Likewise, the Italians and Jews we meet are reluctant heroes or neutral to the partisan cause. Just once I would have liked to see a collaborator, someone who sided with the Germans out of fascist solidarity. Battista comes close, being a fascist and somewhat temperamental, but it's clear he's closer in allegiance to the partisans than to the Nazis. This is a peculiar omission in an otherwise well-rounded story.

The plot, you'll notice, I've largely avoided discussing, because it's not at all remarkable. It's just the minutiae of these characters' struggles to survive under German occupation and repel the Germans from Italy. There are a few memorable scenes, such as Schramm's aforementioned confrontation with Mirella and the subsequent scare with the undetonated bomb. For the most part, however, they are generic misfortunes. This seems to be an artifact of how MDR wrote the characters to stand for all refugees and all partisans; A Thread of Grace is an unapologetic microcosm for the humanity and succour the Italians extended to the Jews. I just wish the characters were more reified, less archetypal.
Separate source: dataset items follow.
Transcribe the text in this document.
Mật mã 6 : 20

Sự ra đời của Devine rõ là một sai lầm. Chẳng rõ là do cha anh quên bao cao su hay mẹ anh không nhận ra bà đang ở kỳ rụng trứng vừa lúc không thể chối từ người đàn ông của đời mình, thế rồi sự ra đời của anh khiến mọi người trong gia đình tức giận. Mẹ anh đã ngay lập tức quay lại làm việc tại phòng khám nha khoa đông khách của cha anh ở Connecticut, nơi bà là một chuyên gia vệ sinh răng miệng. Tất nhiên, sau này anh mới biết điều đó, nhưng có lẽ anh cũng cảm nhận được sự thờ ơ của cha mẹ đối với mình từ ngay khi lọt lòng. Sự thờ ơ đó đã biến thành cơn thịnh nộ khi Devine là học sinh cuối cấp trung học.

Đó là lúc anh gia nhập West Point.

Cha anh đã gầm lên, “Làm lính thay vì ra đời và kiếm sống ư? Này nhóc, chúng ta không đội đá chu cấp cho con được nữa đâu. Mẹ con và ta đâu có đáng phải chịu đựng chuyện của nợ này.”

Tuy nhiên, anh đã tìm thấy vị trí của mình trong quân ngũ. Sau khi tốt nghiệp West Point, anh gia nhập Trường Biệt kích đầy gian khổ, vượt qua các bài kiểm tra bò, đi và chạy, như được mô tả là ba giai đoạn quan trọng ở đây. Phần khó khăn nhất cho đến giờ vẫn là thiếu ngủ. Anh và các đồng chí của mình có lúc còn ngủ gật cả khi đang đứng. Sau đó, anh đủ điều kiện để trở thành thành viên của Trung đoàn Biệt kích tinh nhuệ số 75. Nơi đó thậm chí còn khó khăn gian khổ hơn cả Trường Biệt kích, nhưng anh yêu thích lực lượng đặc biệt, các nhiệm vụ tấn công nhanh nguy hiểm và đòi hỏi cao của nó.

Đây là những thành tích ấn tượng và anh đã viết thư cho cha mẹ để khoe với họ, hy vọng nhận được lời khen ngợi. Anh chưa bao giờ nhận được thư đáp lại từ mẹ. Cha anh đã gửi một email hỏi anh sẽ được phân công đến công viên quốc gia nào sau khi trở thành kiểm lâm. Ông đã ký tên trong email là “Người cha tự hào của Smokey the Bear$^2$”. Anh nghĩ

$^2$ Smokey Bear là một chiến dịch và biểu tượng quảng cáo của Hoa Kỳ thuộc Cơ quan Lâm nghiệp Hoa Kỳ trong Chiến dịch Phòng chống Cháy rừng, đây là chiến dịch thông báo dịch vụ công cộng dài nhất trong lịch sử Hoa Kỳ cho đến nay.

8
Yet I found myself tearing up at the end of the book. It's not sappy, and it isn't even very sentimental. MDR does her best to pull out all the stops; the protagonists lose family, friends, and fortune. This unrelenting commitment to the worst possible scenario makes the book work, preserves the eponymous "thread of grace" as an act of compassion, limited in its abilities rather than a panacea. It's not going to work out all right, and pretending otherwise would be insulting. A Thread of Grace is moving precisely because it acknowledges this part of the tragedy of World War II. It is a reminder that when big gestures fail and fixing the problem isn't possible, sometimes you just have to do what you can. Sometimes it won't be enough. But once in a while, you make a difference.